What is NECF

Electricity banner image

 

The National Energy Customer Framework (NECF), also referred to as the National Energy Retail Law (NERL) regime, is set of national laws, rules and regulations, providing consumer protections in relation to the sale and supply of energy (electricity and reticulated natural gas) to residential and small business customers served through the national electricity grid or gas pipelines. It complements other general consumer protection laws, such as the Australian Consumer Law (for example, in the area of energy marketing) and privacy legislation.

NECF has operated in South Australia from 1 February 2013 and is administered by the Australian Energy Regulator (AER).

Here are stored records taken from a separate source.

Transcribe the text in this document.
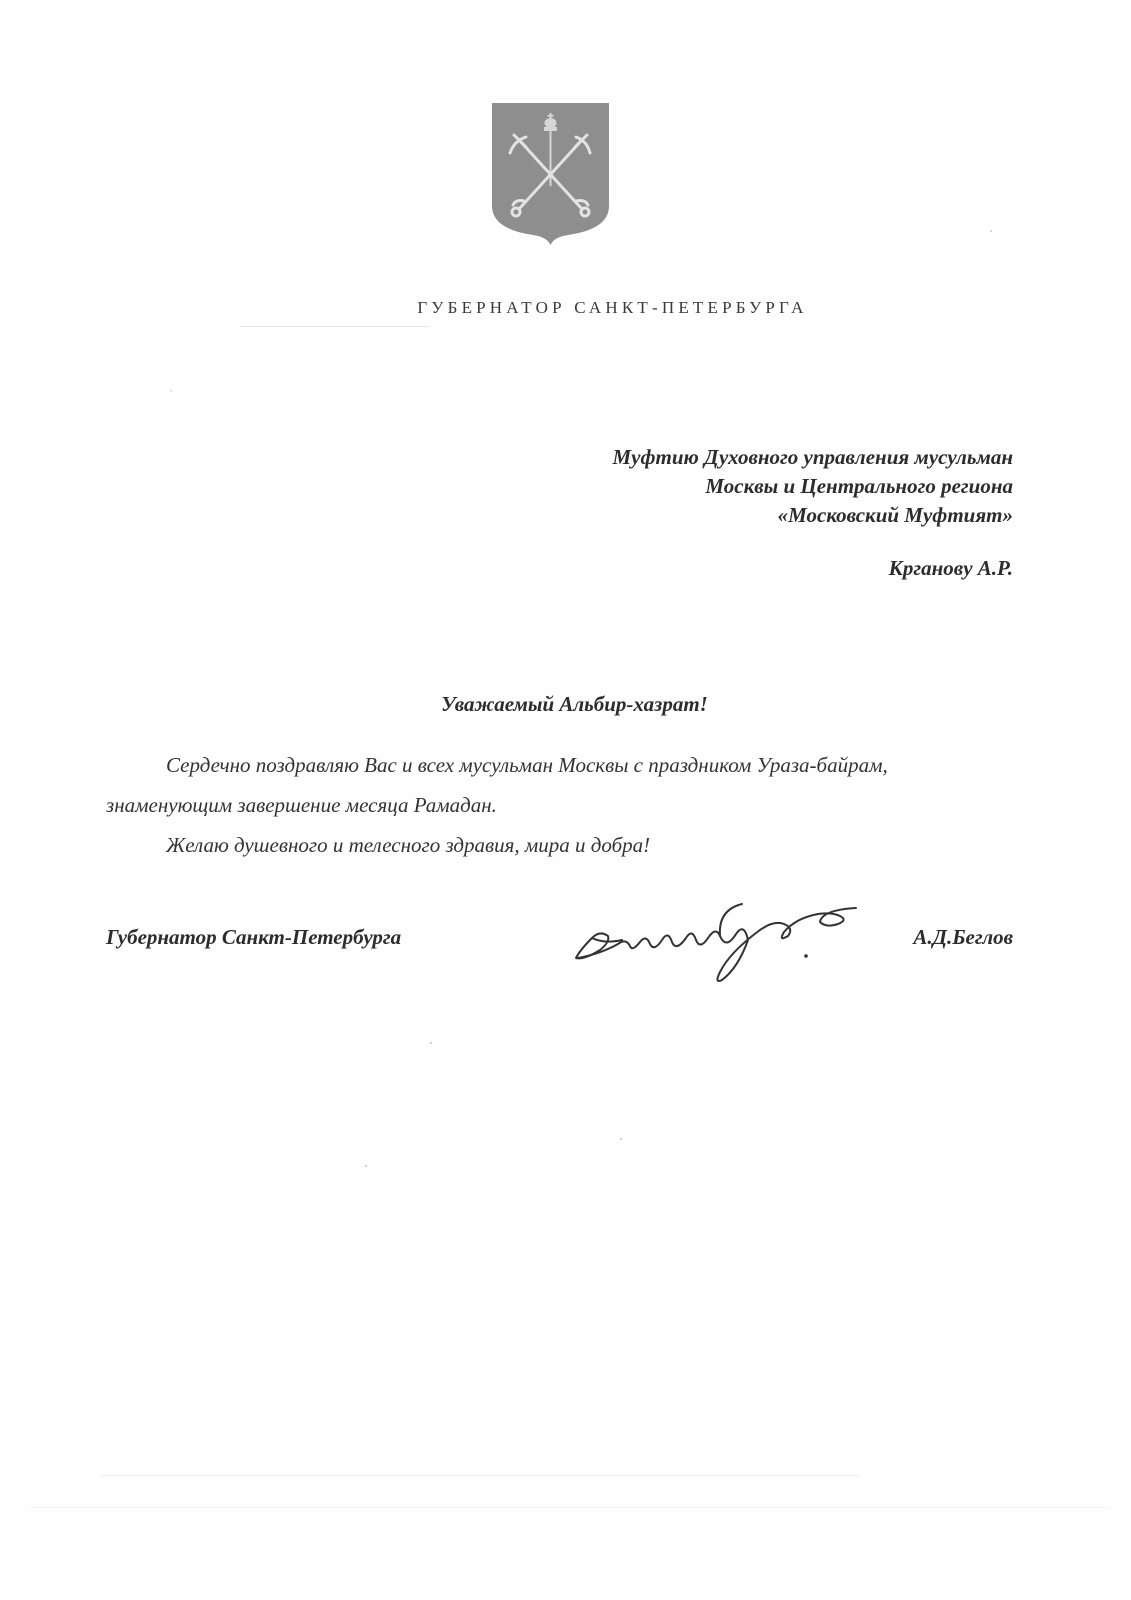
ГУБЕРНАТОР САНКТ-ПЕТЕРБУРГА
Муфтию Духовного управления мусульман
Москвы и Центрального региона
«Московский Муфтият»
Крганову А.Р.
Уважаемый Альбир-хазрат!

Сердечно поздравляю Вас и всех мусульман Москвы с праздником Ураза-байрам,

знаменующим завершение месяца Рамадан.

Желаю душевного и телесного здравия, мира и добра!

Губернатор Санкт-Петербурга	А.Д.Беглов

Under NECF, residential and small business energy customers are supported by a range of customer protections, which include:

  • guaranteed access to an offer of supply for electricity and gas by energy companies under a direct contractual relationship
  • an obligation on network (poles and wires) companies to provide customer services such as new connections, connection alterations and ongoing supply services under a direct contractual relationship
  • requirements relating to information about and marketing of energy contracts, including the operation of an independent price comparator service by the AER to enable customers to compare market offers across all energy companies
  • requirements relating to customer consent, including that customers must give explicit informed consent to enter into a market retail contract (as opposed to a standard contract or deemed contract)
  • requirements on energy companies and network companies to have, and inform customers of, complaints procedures
  • information requirements for planned and unplanned interruptions
  • requirements relating to customers with life support equipment
  • a customer hardship regime, requiring energy companies to develop customer hardship policies that must be approved by the AER, with certain prescribed elements such as flexible payment options, to assist residential customers experiencing longer-term payment difficulties
  • limitations on disconnection, including processes that must be followed, restrictions on when disconnections can occur, additional protections for customers experiencing hardship or financial difficulties, and a prohibition on disconnecting premises where life support equipment is required
  • retailer of last resort arrangements, so that a customer can receive an electricity supply from another energy company should the current energy company be unable to continue providing the service (for example if it goes out of business).

NECF is administered by the Australian Energy Regulator (AER).

As the legislation establishing NECF does not deal with the level of prices charged by energy companies the review is not considering pricing matters.